TORONTO (Reuters) - Canada’s main stock index fell on Thursday despite a rally in crude oil prices, leaving the market down 11 percent in 2015 and closing out its worst year since the global financial crisis of 2008.
The strong correlation between equity markets and oil prices reversed for one day, according to Ian Nakamoto, director of research at MacDougall, MacDougall & MacTier.
The heavily weighed financial services sector was the biggest drag on the market in light volume ahead of the New Year’s Day holiday, falling 1.7 percent.
Royal Bank of Canada fell 1.9 percent to C$74.15, while Toronto-Dominion Bank was down 1.4 percent at C$54.24.
Industrials also fell, including a 1.3 percent drop in Canadian National Railway Co to C$77.35.
BlackBerry Ltd fell 1.0 percent to C$12.84. The company said it has decided to continue its operations in Pakistan as the government dropped a request for access to users’ data.
The Toronto Stock Exchange’s S&P/TSX composite index closed down 132.34 points, or 1.01 percent, to 13,009.95, with nine of the index’s 10 main groups in negative territory.
Lower prices for crude oil and other commodities weighed on the resource-linked market in 2015, triggering a 27 percent slump in energy stocks and a 23 percent slide in the materials group.
“We are still going to be dependent on energy prices,” said Nakamoto. However, he looks for recovery in energy prices to support “a gradual rise in the index over time.”
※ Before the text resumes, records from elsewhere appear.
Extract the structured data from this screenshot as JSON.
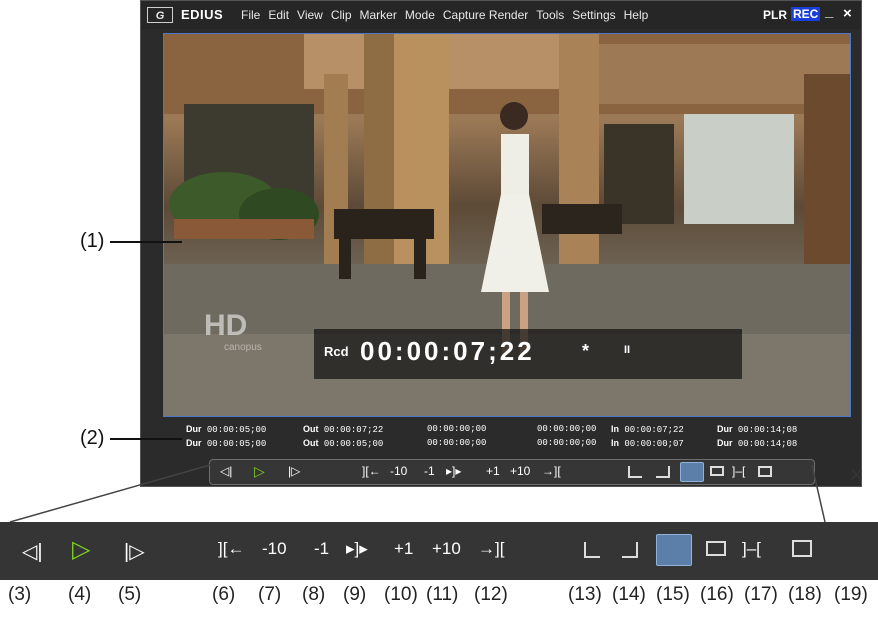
{
  "titlebar": {
    "logo": "G",
    "app_name": "EDIUS",
    "menu": [
      "File",
      "Edit",
      "View",
      "Clip",
      "Marker",
      "Mode",
      "Capture Render",
      "Tools",
      "Settings",
      "Help"
    ],
    "plr": "PLR",
    "rec": "REC",
    "minimize": "_",
    "close": "×"
  },
  "video": {
    "watermark_hd": "HD",
    "watermark_sub": "canopus",
    "rcd_label": "Rcd",
    "timecode": "00:00:07;22",
    "timecode_suffix": "*",
    "pause_glyph": "II"
  },
  "status": {
    "row1": {
      "dur_label": "Dur",
      "dur": "00:00:05;00",
      "out_label": "Out",
      "out": "00:00:07;22",
      "a": "00:00:00;00",
      "b": "00:00:00;00",
      "in_label": "In",
      "in": "00:00:07;22",
      "dur2_label": "Dur",
      "dur2": "00:00:14;08"
    },
    "row2": {
      "dur_label": "Dur",
      "dur": "00:00:05;00",
      "out_label": "Out",
      "out": "00:00:05;00",
      "a": "00:00:00;00",
      "b": "00:00:00;00",
      "in_label": "In",
      "in": "00:00:00;07",
      "dur2_label": "Dur",
      "dur2": "00:00:14;08"
    }
  },
  "toolbar": {
    "minus10": "-10",
    "minus1": "-1",
    "plus1": "+1",
    "plus10": "+10",
    "close": "×"
  },
  "callouts": {
    "c1": "(1)",
    "c2": "(2)",
    "labels": [
      "(3)",
      "(4)",
      "(5)",
      "(6)",
      "(7)",
      "(8)",
      "(9)",
      "(10)",
      "(11)",
      "(12)",
      "(13)",
      "(14)",
      "(15)",
      "(16)",
      "(17)",
      "(18)",
      "(19)"
    ]
  },
  "colors": {
    "play_green": "#7ed321",
    "rec_blue": "#1a3fd8",
    "selected_blue": "#5b7fa8"
  }
}
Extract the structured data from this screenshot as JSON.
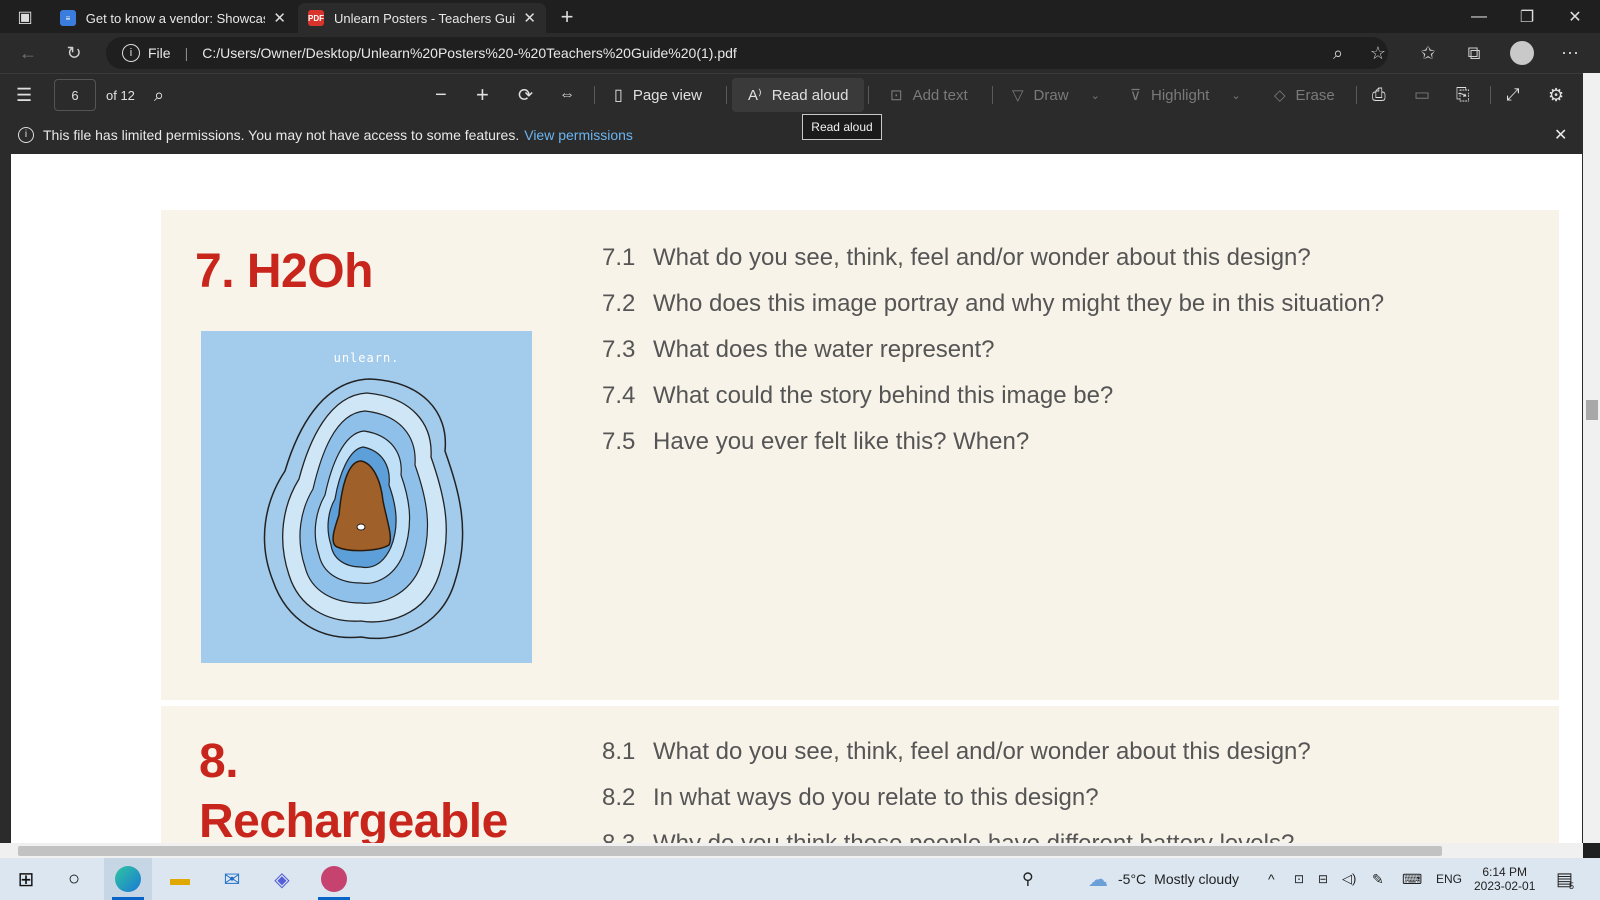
{
  "tabs": [
    {
      "title": "Get to know a vendor: Showcasir",
      "icon": "docs-icon"
    },
    {
      "title": "Unlearn Posters - Teachers Guide",
      "icon": "pdf-icon"
    }
  ],
  "address": {
    "info_label": "File",
    "url": "C:/Users/Owner/Desktop/Unlearn%20Posters%20-%20Teachers%20Guide%20(1).pdf"
  },
  "pdf_toolbar": {
    "page_number": "6",
    "page_total": "of 12",
    "page_view": "Page view",
    "read_aloud": "Read aloud",
    "add_text": "Add text",
    "draw": "Draw",
    "highlight": "Highlight",
    "erase": "Erase"
  },
  "tooltip": "Read aloud",
  "permissions": {
    "message": "This file has limited permissions. You may not have access to some features.",
    "link": "View permissions"
  },
  "sections": [
    {
      "heading": "7. H2Oh",
      "poster_brand": "unlearn.",
      "questions": [
        {
          "num": "7.1",
          "text": "What do you see, think, feel and/or wonder about this design?"
        },
        {
          "num": "7.2",
          "text": "Who does this image portray and why might they be in this situation?"
        },
        {
          "num": "7.3",
          "text": "What does the water represent?"
        },
        {
          "num": "7.4",
          "text": "What could the story behind this image be?"
        },
        {
          "num": "7.5",
          "text": "Have you ever felt like this? When?"
        }
      ]
    },
    {
      "heading_line1": "8.",
      "heading_line2": "Rechargeable",
      "questions": [
        {
          "num": "8.1",
          "text": "What do you see, think, feel and/or wonder about this design?"
        },
        {
          "num": "8.2",
          "text": "In what ways do you relate to this design?"
        },
        {
          "num": "8.3",
          "text": "Why do you think these people have different battery levels?"
        }
      ]
    }
  ],
  "taskbar": {
    "weather_temp": "-5°C",
    "weather_desc": "Mostly cloudy",
    "lang": "ENG",
    "time": "6:14 PM",
    "date": "2023-02-01",
    "notif_count": "5"
  },
  "colors": {
    "accent_red": "#c8261c",
    "section_bg": "#f8f4ea",
    "poster_bg": "#a3cbec",
    "link_blue": "#6cb4f0"
  }
}
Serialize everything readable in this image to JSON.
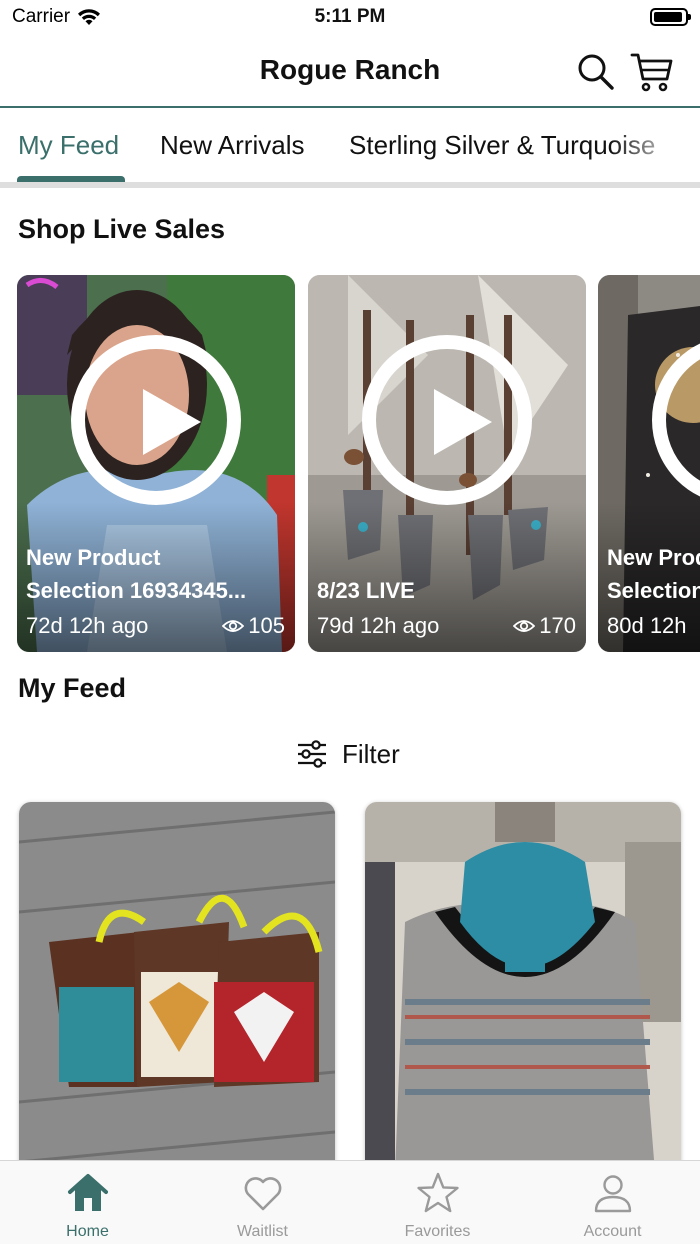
{
  "status_bar": {
    "carrier": "Carrier",
    "time": "5:11 PM"
  },
  "header": {
    "title": "Rogue Ranch",
    "search_icon": "search-icon",
    "cart_icon": "cart-icon"
  },
  "tabs": [
    {
      "label": "My Feed",
      "active": true
    },
    {
      "label": "New Arrivals",
      "active": false
    },
    {
      "label": "Sterling Silver & Turquoise",
      "active": false
    }
  ],
  "live_section": {
    "title": "Shop Live Sales",
    "cards": [
      {
        "title_line1": "New Product",
        "title_line2": "Selection 16934345...",
        "ago": "72d 12h ago",
        "views": "105"
      },
      {
        "title_line1": "8/23 LIVE",
        "title_line2": "",
        "ago": "79d 12h ago",
        "views": "170"
      },
      {
        "title_line1": "New Product",
        "title_line2": "Selection",
        "ago": "80d 12h",
        "views": ""
      }
    ]
  },
  "feed_section": {
    "title": "My Feed",
    "filter_label": "Filter"
  },
  "bottom_nav": [
    {
      "label": "Home",
      "icon": "home-icon",
      "active": true
    },
    {
      "label": "Waitlist",
      "icon": "heart-icon",
      "active": false
    },
    {
      "label": "Favorites",
      "icon": "star-icon",
      "active": false
    },
    {
      "label": "Account",
      "icon": "user-icon",
      "active": false
    }
  ],
  "colors": {
    "accent": "#3a6f6b",
    "inactive": "#9a9a9a"
  }
}
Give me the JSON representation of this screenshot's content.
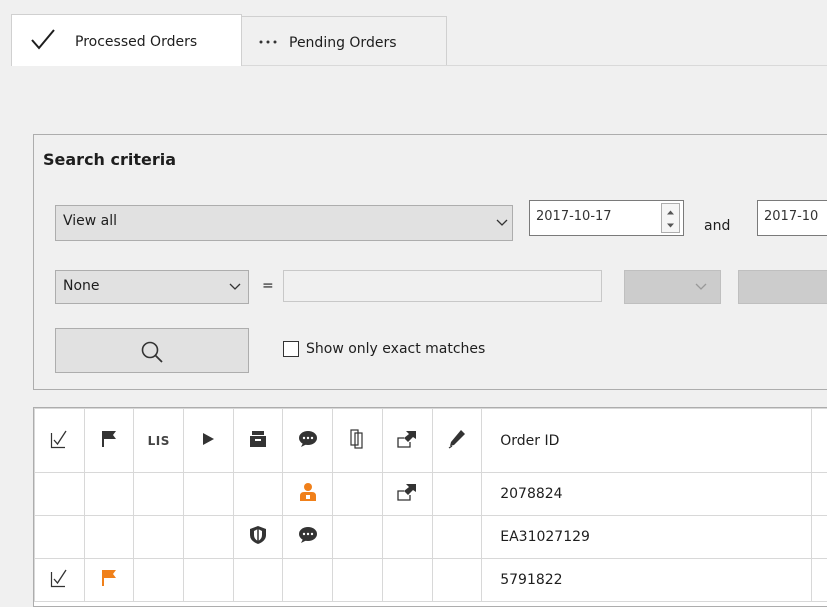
{
  "tabs": [
    {
      "label": "Processed Orders",
      "icon": "checkmark-icon",
      "active": true
    },
    {
      "label": "Pending Orders",
      "icon": "ellipsis-icon",
      "active": false
    }
  ],
  "search": {
    "title": "Search criteria",
    "view_filter": "View all",
    "date_from": "2017-10-17",
    "and_label": "and",
    "date_to": "2017-10",
    "field_filter": "None",
    "equals": "=",
    "value": "",
    "exact_label": "Show only exact matches",
    "exact_checked": false
  },
  "grid": {
    "columns": [
      "check-icon",
      "flag-icon",
      "LIS",
      "play-icon",
      "archive-icon",
      "comment-icon",
      "copy-icon",
      "export-icon",
      "pen-icon",
      "Order ID"
    ],
    "lis_label": "LIS",
    "order_id_header": "Order ID",
    "rows": [
      {
        "order_id": "2078824",
        "icons": [
          "user-orange-icon",
          "export-icon"
        ]
      },
      {
        "order_id": "EA31027129",
        "icons": [
          "shield-icon",
          "comment-icon"
        ]
      },
      {
        "order_id": "5791822",
        "icons": [
          "check-icon",
          "flag-orange-icon"
        ]
      }
    ]
  },
  "colors": {
    "accent_orange": "#f0801a",
    "icon_dark": "#333333"
  }
}
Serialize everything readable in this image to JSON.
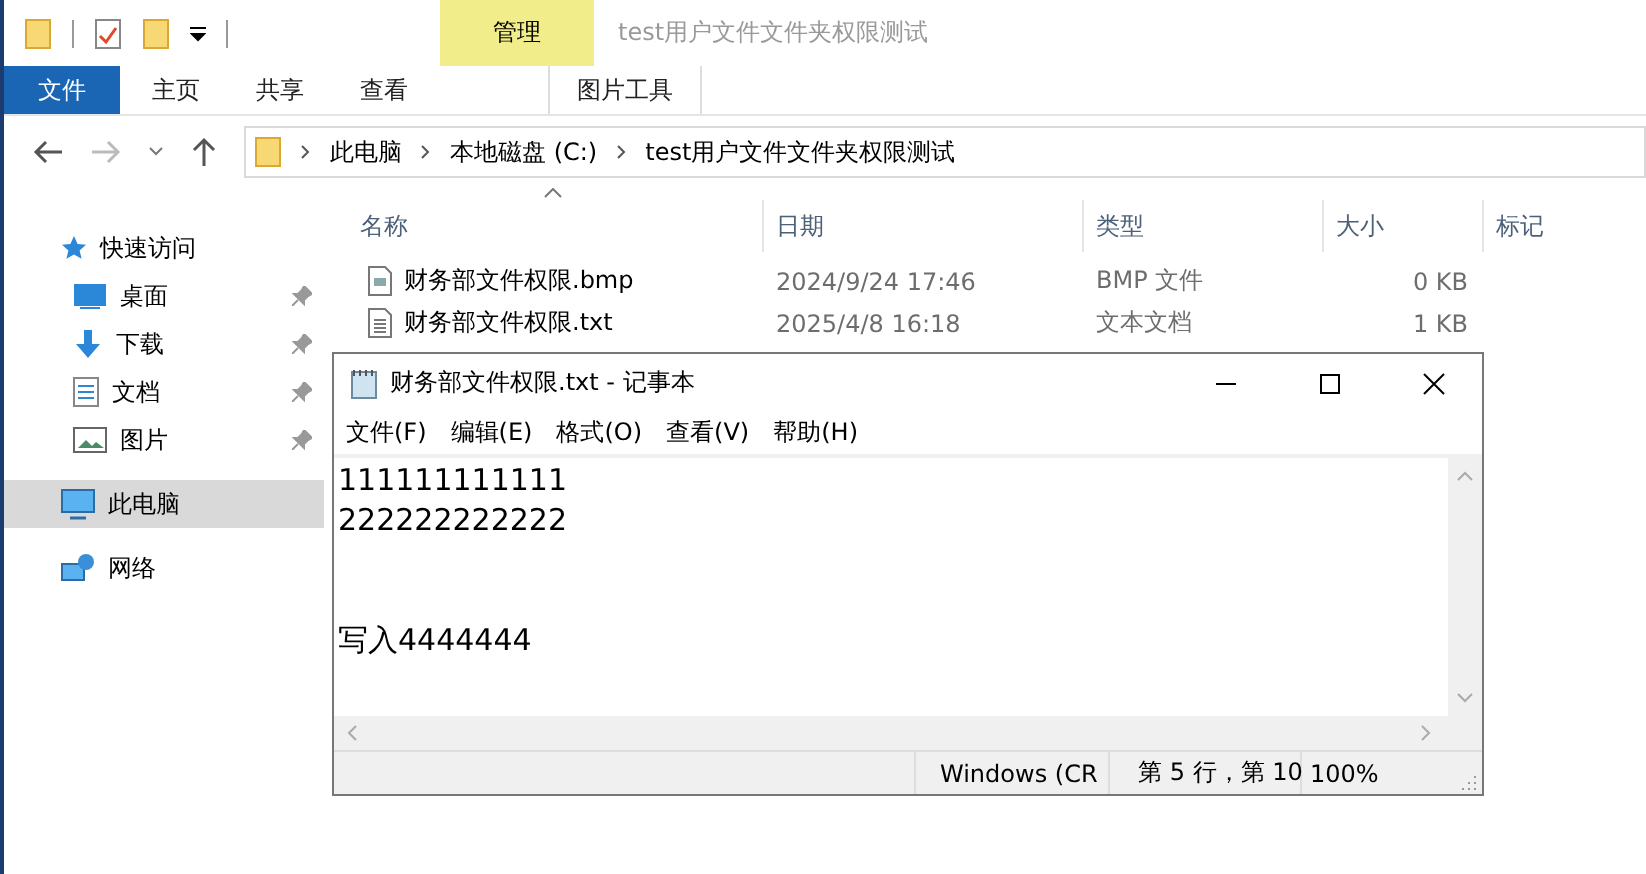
{
  "title_bar": {
    "contextual_tab": "管理",
    "title": "test用户文件文件夹权限测试"
  },
  "ribbon_tabs": [
    {
      "label": "文件",
      "selected": true
    },
    {
      "label": "主页",
      "selected": false
    },
    {
      "label": "共享",
      "selected": false
    },
    {
      "label": "查看",
      "selected": false
    },
    {
      "label": "图片工具",
      "selected": false
    }
  ],
  "address_bar": {
    "path": [
      "此电脑",
      "本地磁盘 (C:)",
      "test用户文件文件夹权限测试"
    ]
  },
  "sidebar": {
    "items": [
      {
        "label": "快速访问",
        "selected": false,
        "children": [
          {
            "label": "桌面",
            "pinned": true,
            "selected": false
          },
          {
            "label": "下载",
            "pinned": true,
            "selected": false
          },
          {
            "label": "文档",
            "pinned": true,
            "selected": false
          },
          {
            "label": "图片",
            "pinned": true,
            "selected": false
          }
        ]
      },
      {
        "label": "此电脑",
        "selected": true
      },
      {
        "label": "网络",
        "selected": false
      }
    ]
  },
  "table": {
    "columns": [
      "名称",
      "日期",
      "类型",
      "大小",
      "标记"
    ],
    "rows": [
      {
        "name": "财务部文件权限.bmp",
        "date": "2024/9/24 17:46",
        "type": "BMP 文件",
        "size": "0 KB"
      },
      {
        "name": "财务部文件权限.txt",
        "date": "2025/4/8 16:18",
        "type": "文本文档",
        "size": "1 KB"
      }
    ]
  },
  "notepad": {
    "title": "财务部文件权限.txt - 记事本",
    "menu": [
      "文件(F)",
      "编辑(E)",
      "格式(O)",
      "查看(V)",
      "帮助(H)"
    ],
    "text": "111111111111\n222222222222\n\n\n写入4444444",
    "status_bar": [
      "Windows (CR",
      "第 5 行，第 10",
      "100%"
    ]
  }
}
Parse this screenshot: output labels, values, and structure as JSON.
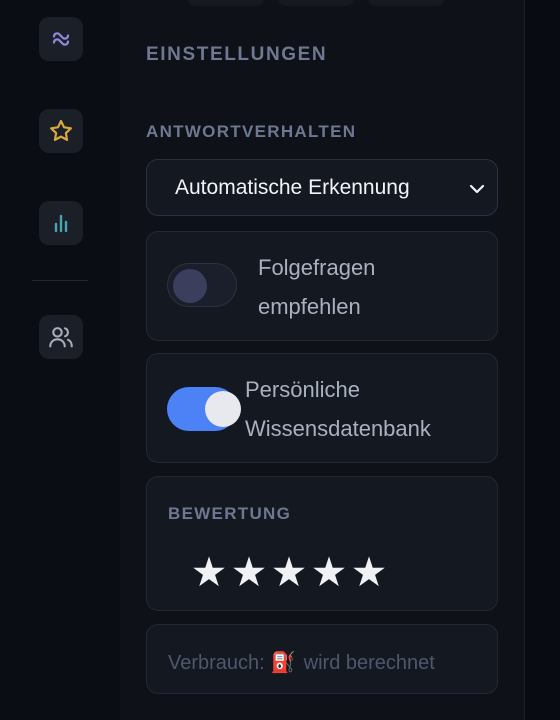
{
  "rail": {
    "items": [
      {
        "icon": "link-icon",
        "color": "#8f86d8"
      },
      {
        "icon": "star-icon",
        "color": "#d9a93c"
      },
      {
        "icon": "bar-chart-icon",
        "color": "#4aa3b0"
      },
      {
        "icon": "users-icon",
        "color": "#a7aebb"
      }
    ]
  },
  "settings": {
    "title": "EINSTELLUNGEN",
    "response_behavior": {
      "label": "ANTWORTVERHALTEN",
      "selected": "Automatische Erkennung"
    },
    "toggles": [
      {
        "label_line1": "Folgefragen",
        "label_line2": "empfehlen",
        "enabled": false
      },
      {
        "label_line1": "Persönliche",
        "label_line2": "Wissensdatenbank",
        "enabled": true
      }
    ],
    "rating": {
      "label": "BEWERTUNG",
      "stars": [
        "★",
        "★",
        "★",
        "★",
        "★"
      ],
      "value": 5,
      "max": 5
    },
    "usage": {
      "label": "Verbrauch:",
      "icon": "fuel-pump-icon",
      "icon_glyph": "⛽",
      "status": "wird berechnet"
    }
  },
  "colors": {
    "accent": "#4c82f5",
    "background": "#0e1118",
    "card": "#141821"
  }
}
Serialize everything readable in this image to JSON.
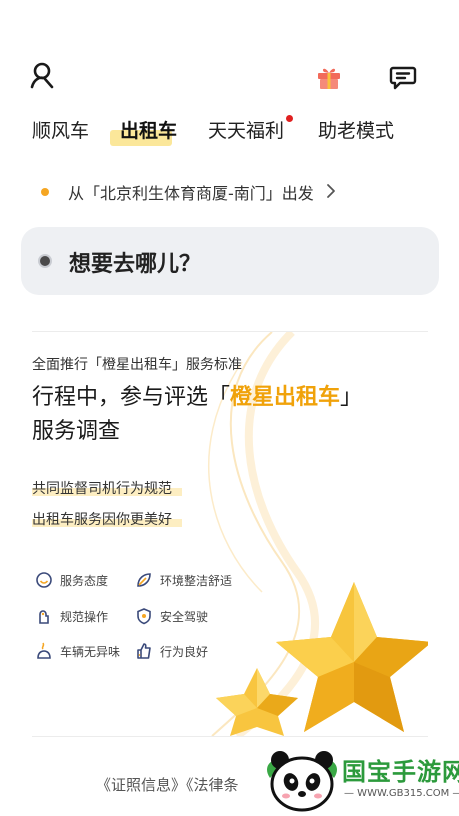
{
  "header": {
    "icons": [
      "profile-icon",
      "gift-icon",
      "message-icon"
    ]
  },
  "tabs": [
    {
      "label": "顺风车",
      "active": false
    },
    {
      "label": "出租车",
      "active": true
    },
    {
      "label": "天天福利",
      "active": false,
      "badge_dot": true
    },
    {
      "label": "助老模式",
      "active": false
    }
  ],
  "origin": {
    "text": "从「北京利生体育商厦-南门」出发"
  },
  "search": {
    "placeholder": "想要去哪儿？"
  },
  "banner": {
    "subtitle": "全面推行「橙星出租车」服务标准",
    "title_prefix": "行程中，参与评选「",
    "title_highlight": "橙星出租车",
    "title_suffix": "」",
    "title_line2": "服务调查",
    "line1": "共同监督司机行为规范",
    "line2": "出租车服务因你更美好",
    "features": [
      {
        "label": "服务态度",
        "icon": "smile-icon"
      },
      {
        "label": "环境整洁舒适",
        "icon": "leaf-icon"
      },
      {
        "label": "规范操作",
        "icon": "hand-icon"
      },
      {
        "label": "安全驾驶",
        "icon": "shield-icon"
      },
      {
        "label": "车辆无异味",
        "icon": "fragrance-icon"
      },
      {
        "label": "行为良好",
        "icon": "thumb-icon"
      }
    ]
  },
  "footer": {
    "links_text": "《证照信息》《法律条"
  },
  "watermark": {
    "name": "国宝手游网",
    "url": "— WWW.GB315.COM —"
  },
  "colors": {
    "accent_yellow": "#fbe79a",
    "star_orange": "#f0a20a",
    "badge_red": "#e02020",
    "search_bg": "#eef0f3"
  }
}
The materials group fell 0.6 percent on Thursday, including a 2.2 percent drop in Potash Corporation of Saskatchewan Inc to C$23.70.
Energy stocks rose 0.6 percent, helped by the rally in crude oil prices.
Encana Corporation advanced 4.8 percent to C$7.03, while Enbridge Inc was up 0.9 percent at C$46.00.
U.S. crude prices settled at $37.04 a barrel, up 1.2 percent.
Bombardier Inc rose 3.1 percent to C$1.34. The planemaker said it received a firm order from China Express Airlines for 10 CRJ900 jets for about $462.6 million based on the list price of the aircraft.